While my time on the executive was short, my time as a member of 4600 was particularly long for a unit 1 member: I've worked 7 contacts in the Computer Science and Mathematics department since the fall of 2015 as an undergraduate TA, and I was a member of the negotiating team in 2016. The people I met in this union helped me a grow as a person and I'm proud to call many of them my friends.

 

I'd like to take a moment to say thank you to a few special people who are still around these parts from my early days:

  • Thank you Dan, our Business Agent, for inviting me out to a general membership meeting after I called the union office to ask about my benefits and getting me looped into one of the best union locals in the city.

  • Thank you Pierre, our Mobilization Coordinator, for encouraging me to design posters for the union, which led to me designing posters for many other organizations. Without your encouragement, I don't think I would have had the confidence to do that.

  • To LeAnne, our Database and Office Administrator, for toughing out years of Ottawa and District Labour Council meetings and fighting alongside me (with much more bravery than I had) when they tried to kick out CUPE4600s delegates.

We're heading into troubling times. Doug Ford's provincial budget will be announced tomorrow (April 11th), and it's speculated that there are cuts to public education (in addition to cuts to other vital public services) in that budget. In this context, the role of VP External is more vital than ever. 

 

In particular, we must focus on building local relationships on Ottawa to be able to organize against this looming threat. I wish that "looming threat" was hyperbole, but I am very concerned about the plans that the Ford government has with our public education system.

 

The Ottawa CUPE District Council and the Postsecondary Education Coalition are good vehicles to build these local relationships, but they both need more engagement. I call upon those reading this report to consider putting forward a commitment of an hour a week to the CUPE council, and I strongly encourage you to run to be a delegate for this council. We need you to step up and do your part, now more than ever.

 

Narges, Silas, and I tried something interesting this year for the AGM on behalf of the mobilization committee. Instead of notifying our members about this meeting via email, we also notified our members over SMS. We received an overwhelming response--we received texts back from 418 people, the majority in good spirits.

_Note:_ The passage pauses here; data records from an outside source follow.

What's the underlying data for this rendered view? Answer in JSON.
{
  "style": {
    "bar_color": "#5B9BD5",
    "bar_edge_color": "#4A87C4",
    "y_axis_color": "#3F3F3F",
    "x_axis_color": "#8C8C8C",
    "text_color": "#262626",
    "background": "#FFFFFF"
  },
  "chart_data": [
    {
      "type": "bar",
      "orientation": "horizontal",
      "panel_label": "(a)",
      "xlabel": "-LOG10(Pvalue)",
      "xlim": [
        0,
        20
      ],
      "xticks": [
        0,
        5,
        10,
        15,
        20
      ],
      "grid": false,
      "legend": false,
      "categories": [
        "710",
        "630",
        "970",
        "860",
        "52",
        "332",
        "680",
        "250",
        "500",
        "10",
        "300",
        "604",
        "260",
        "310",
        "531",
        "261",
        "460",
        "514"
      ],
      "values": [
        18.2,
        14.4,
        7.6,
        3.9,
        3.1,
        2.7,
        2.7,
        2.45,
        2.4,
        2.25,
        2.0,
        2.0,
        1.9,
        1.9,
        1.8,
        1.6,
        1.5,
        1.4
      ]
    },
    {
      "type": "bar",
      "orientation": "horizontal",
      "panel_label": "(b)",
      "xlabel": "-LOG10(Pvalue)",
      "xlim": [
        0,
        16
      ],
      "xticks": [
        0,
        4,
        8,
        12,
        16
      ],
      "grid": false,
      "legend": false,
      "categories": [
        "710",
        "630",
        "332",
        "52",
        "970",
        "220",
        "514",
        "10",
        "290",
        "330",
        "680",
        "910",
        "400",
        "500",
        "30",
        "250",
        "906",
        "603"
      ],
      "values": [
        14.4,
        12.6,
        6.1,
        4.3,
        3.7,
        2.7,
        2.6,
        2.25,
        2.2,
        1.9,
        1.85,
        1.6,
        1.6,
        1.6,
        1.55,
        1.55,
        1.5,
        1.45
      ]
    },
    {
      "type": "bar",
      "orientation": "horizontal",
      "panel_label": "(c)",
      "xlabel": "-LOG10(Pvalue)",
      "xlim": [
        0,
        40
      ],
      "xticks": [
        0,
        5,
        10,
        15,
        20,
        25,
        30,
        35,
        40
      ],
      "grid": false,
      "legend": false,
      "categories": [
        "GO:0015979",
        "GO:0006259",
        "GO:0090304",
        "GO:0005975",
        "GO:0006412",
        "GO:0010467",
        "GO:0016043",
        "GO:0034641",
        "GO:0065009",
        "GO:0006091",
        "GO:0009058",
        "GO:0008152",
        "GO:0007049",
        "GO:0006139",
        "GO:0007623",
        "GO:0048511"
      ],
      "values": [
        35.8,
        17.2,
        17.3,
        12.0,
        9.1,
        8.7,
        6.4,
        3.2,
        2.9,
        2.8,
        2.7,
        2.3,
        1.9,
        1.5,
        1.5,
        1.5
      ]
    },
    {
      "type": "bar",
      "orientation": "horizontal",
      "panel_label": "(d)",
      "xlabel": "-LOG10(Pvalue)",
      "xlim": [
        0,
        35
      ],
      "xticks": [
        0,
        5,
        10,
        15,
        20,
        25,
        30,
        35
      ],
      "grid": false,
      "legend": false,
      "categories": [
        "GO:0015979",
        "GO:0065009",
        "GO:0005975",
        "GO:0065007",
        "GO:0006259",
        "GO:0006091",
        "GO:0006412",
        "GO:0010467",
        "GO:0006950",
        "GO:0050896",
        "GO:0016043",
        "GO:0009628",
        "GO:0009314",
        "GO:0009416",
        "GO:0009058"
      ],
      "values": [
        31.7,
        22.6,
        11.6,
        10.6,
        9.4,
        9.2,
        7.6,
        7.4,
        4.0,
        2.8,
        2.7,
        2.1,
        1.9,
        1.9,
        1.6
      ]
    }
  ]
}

I spent a few hours categorizing every response into a spreadsheet (because data is fun!) and here's the results:

 

Total Sent 1733

Not Delivered Successfully (Landlines)145

Total Sent Successfully 1588

No Response 1170

Total Response: 418

 Firm Yes 69

 Will try / Maybe / Will see 95

 Can't make it 228

 Where did you get this number? 10

 Don't text me again! 4

 Wrong number! 8

 I don't work here anymore 4

 

All members that matched the following criteria will be added to an SMS do-not-contact list, because that's the respectful thing to do:

  • Opted out ("Don't text me again!")

  • Asked why they were being texted and were not satisfied with the explanation

  • Self-identified as a wrong number

  • Said that they didn't work here any more

Everyone who was a firm yes, or who said they will try, might come, or will look into it, received a follow-up text on the day of. 

 

The total cost of these campaigns was $60.

 

SMS broadcasting is a technique I learned in political organizing outside of unions that I wanted to bring into our union, and if this campaign was successful at bringing people out I'd strongly encourage the incoming board to continue using this for important events (major meetings, strike mobilization, etc).